Surgical Removal With Blepharoplasty

For permanent, structural bags caused by herniated fat pads, lower blepharoplasty is the most definitive fix. The procedure removes or repositions the excess fat creating the bulge, and it can also address loose skin. Results are long-lasting, often permanent, since the removed fat doesn’t grow back (though aging continues to affect the surrounding area over the years).

The average cost is around $3,200, though this varies significantly by surgeon and location. Recovery requires limiting activity for the first 72 hours. Most people take five to seven days off work, and you’ll need to avoid makeup for about two weeks. Visible results appear within several weeks, but full healing takes several months. Bruising and swelling are expected in the first week or two.

Blepharoplasty is typically recommended when bags are clearly structural rather than fluid-related, and when they’re significant enough that topical products and lifestyle changes don’t make a meaningful difference. It’s not the right solution for mild puffiness that fluctuates throughout the day.
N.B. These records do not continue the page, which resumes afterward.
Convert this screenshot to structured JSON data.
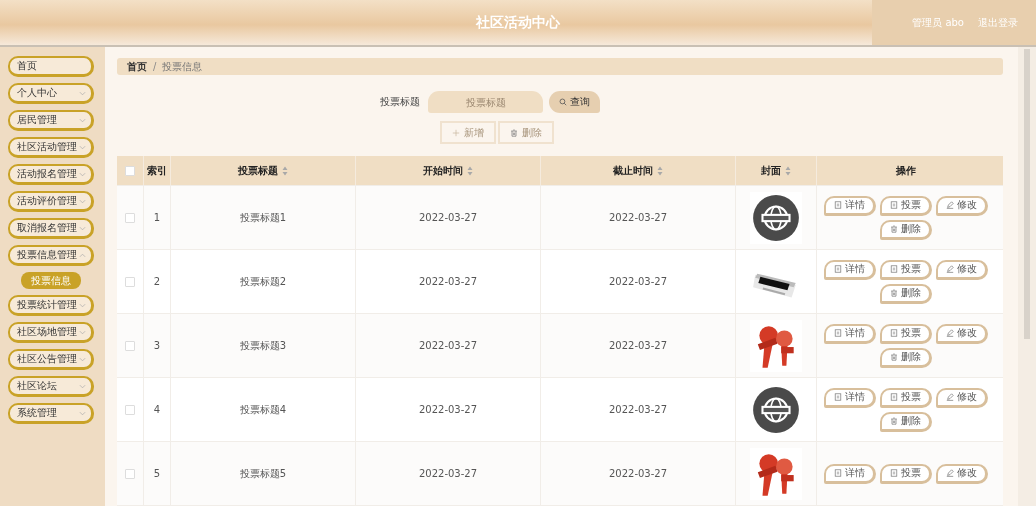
{
  "header": {
    "title": "社区活动中心",
    "user": "管理员 abo",
    "logout": "退出登录"
  },
  "sidebar": {
    "items": [
      {
        "label": "首页",
        "kind": "link"
      },
      {
        "label": "个人中心",
        "kind": "menu",
        "expanded": false
      },
      {
        "label": "居民管理",
        "kind": "menu",
        "expanded": false
      },
      {
        "label": "社区活动管理",
        "kind": "menu",
        "expanded": false
      },
      {
        "label": "活动报名管理",
        "kind": "menu",
        "expanded": false
      },
      {
        "label": "活动评价管理",
        "kind": "menu",
        "expanded": false
      },
      {
        "label": "取消报名管理",
        "kind": "menu",
        "expanded": false
      },
      {
        "label": "投票信息管理",
        "kind": "menu",
        "expanded": true,
        "children": [
          {
            "label": "投票信息",
            "selected": true
          }
        ]
      },
      {
        "label": "投票统计管理",
        "kind": "menu",
        "expanded": false
      },
      {
        "label": "社区场地管理",
        "kind": "menu",
        "expanded": false
      },
      {
        "label": "社区公告管理",
        "kind": "menu",
        "expanded": false
      },
      {
        "label": "社区论坛",
        "kind": "menu",
        "expanded": false
      },
      {
        "label": "系统管理",
        "kind": "menu",
        "expanded": false
      }
    ]
  },
  "breadcrumb": {
    "separator": "/",
    "items": [
      "首页",
      "投票信息"
    ]
  },
  "search": {
    "label": "投票标题",
    "placeholder": "投票标题",
    "button": "查询"
  },
  "toolbar": [
    {
      "label": "新增",
      "kind": "add"
    },
    {
      "label": "删除",
      "kind": "delete"
    }
  ],
  "table": {
    "select_all_checked": false,
    "columns": [
      {
        "label": "索引",
        "sortable": false
      },
      {
        "label": "投票标题",
        "sortable": true
      },
      {
        "label": "开始时间",
        "sortable": true
      },
      {
        "label": "截止时间",
        "sortable": true
      },
      {
        "label": "封面",
        "sortable": true
      },
      {
        "label": "操作",
        "sortable": false
      }
    ],
    "rows": [
      {
        "checked": false,
        "index": "1",
        "title": "投票标题1",
        "start": "2022-03-27",
        "end": "2022-03-27",
        "cover": {
          "kind": "picture"
        },
        "actions": [
          {
            "label": "详情",
            "kind": "detail"
          },
          {
            "label": "投票",
            "kind": "vote"
          },
          {
            "label": "修改",
            "kind": "edit"
          },
          {
            "label": "删除",
            "kind": "delete"
          }
        ]
      },
      {
        "checked": false,
        "index": "2",
        "title": "投票标题2",
        "start": "2022-03-27",
        "end": "2022-03-27",
        "cover": {
          "kind": "picture"
        },
        "actions": [
          {
            "label": "详情",
            "kind": "detail"
          },
          {
            "label": "投票",
            "kind": "vote"
          },
          {
            "label": "修改",
            "kind": "edit"
          },
          {
            "label": "删除",
            "kind": "delete"
          }
        ]
      },
      {
        "checked": false,
        "index": "3",
        "title": "投票标题3",
        "start": "2022-03-27",
        "end": "2022-03-27",
        "cover": {
          "kind": "picture"
        },
        "actions": [
          {
            "label": "详情",
            "kind": "detail"
          },
          {
            "label": "投票",
            "kind": "vote"
          },
          {
            "label": "修改",
            "kind": "edit"
          },
          {
            "label": "删除",
            "kind": "delete"
          }
        ]
      },
      {
        "checked": false,
        "index": "4",
        "title": "投票标题4",
        "start": "2022-03-27",
        "end": "2022-03-27",
        "cover": {
          "kind": "picture"
        },
        "actions": [
          {
            "label": "详情",
            "kind": "detail"
          },
          {
            "label": "投票",
            "kind": "vote"
          },
          {
            "label": "修改",
            "kind": "edit"
          },
          {
            "label": "删除",
            "kind": "delete"
          }
        ]
      },
      {
        "checked": false,
        "index": "5",
        "title": "投票标题5",
        "start": "2022-03-27",
        "end": "2022-03-27",
        "cover": {
          "kind": "picture"
        },
        "actions": [
          {
            "label": "详情",
            "kind": "detail"
          },
          {
            "label": "投票",
            "kind": "vote"
          },
          {
            "label": "修改",
            "kind": "edit"
          }
        ]
      }
    ]
  }
}
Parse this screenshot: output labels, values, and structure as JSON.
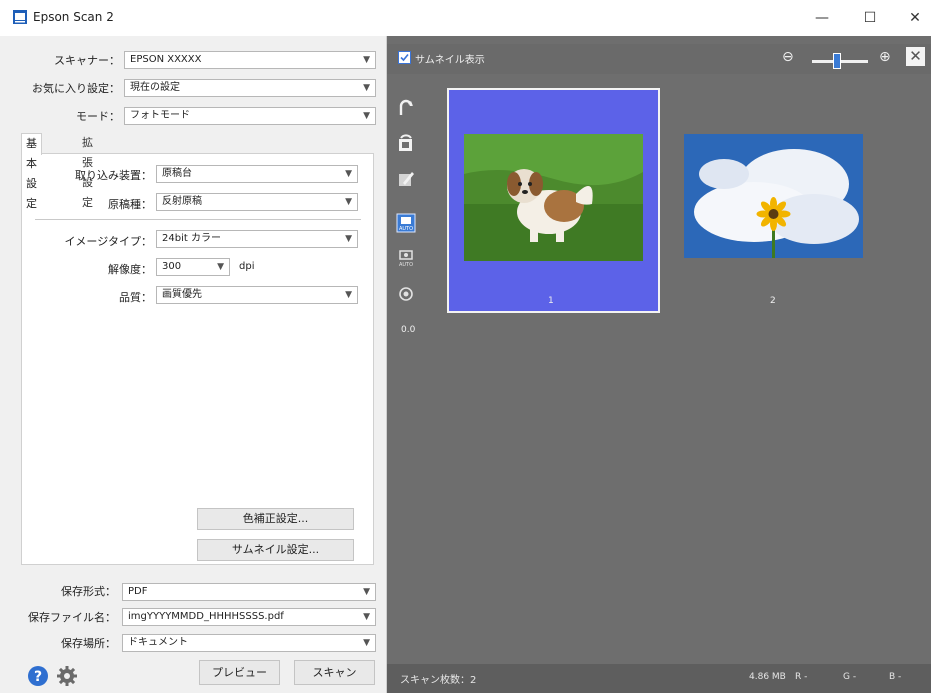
{
  "window": {
    "title": "Epson Scan 2",
    "minimize_glyph": "—",
    "maximize_glyph": "☐",
    "close_glyph": "✕"
  },
  "settings": {
    "scanner_label": "スキャナー：",
    "scanner_value": "EPSON XXXXX",
    "favorites_label": "お気に入り設定：",
    "favorites_value": "現在の設定",
    "mode_label": "モード：",
    "mode_value": "フォトモード"
  },
  "tabs": {
    "basic": "基本設定",
    "advanced": "拡張設定"
  },
  "basic": {
    "source_label": "取り込み装置：",
    "source_value": "原稿台",
    "doc_type_label": "原稿種：",
    "doc_type_value": "反射原稿",
    "image_type_label": "イメージタイプ：",
    "image_type_value": "24bit カラー",
    "resolution_label": "解像度：",
    "resolution_value": "300",
    "resolution_unit": "dpi",
    "quality_label": "品質：",
    "quality_value": "画質優先",
    "color_correction_button": "色補正設定...",
    "thumbnail_settings_button": "サムネイル設定..."
  },
  "save": {
    "format_label": "保存形式：",
    "format_value": "PDF",
    "filename_label": "保存ファイル名：",
    "filename_value": "imgYYYYMMDD_HHHHSSSS.pdf",
    "location_label": "保存場所：",
    "location_value": "ドキュメント"
  },
  "footer": {
    "preview_button": "プレビュー",
    "scan_button": "スキャン"
  },
  "preview": {
    "thumbnail_toggle_label": "サムネイル表示",
    "zoom_percent_of_track": 45,
    "rotation_value": "0.0",
    "thumbnails": [
      {
        "number": "1",
        "selected": true
      },
      {
        "number": "2",
        "selected": false
      }
    ]
  },
  "status": {
    "scan_count": "スキャン枚数：2",
    "file_size": "4.86 MB",
    "r_label": "R  -",
    "g_label": "G  -",
    "b_label": "B  -"
  },
  "colors": {
    "selected_thumbnail": "#5c62e8",
    "preview_background": "#6e6e6e",
    "accent": "#3a7bd5"
  }
}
Matching the Fix to the Problem

If your bags are worse in the morning and improve by midday, you’re dealing primarily with fluid retention. Cold compresses, caffeine eye cream, reduced sodium, better sleep, and sleeping slightly elevated will likely give you noticeable improvement without any professional intervention.

If your bags look the same at 8 AM and 8 PM and have gradually worsened over the years, the cause is structural. Topical products can modestly improve skin quality in the area, but they won’t eliminate fat-pad herniation. Tear trough filler can camouflage the problem by filling in the hollow below the bag, while blepharoplasty addresses the bag itself. Many people start with filler to see how much improvement is possible before considering surgery.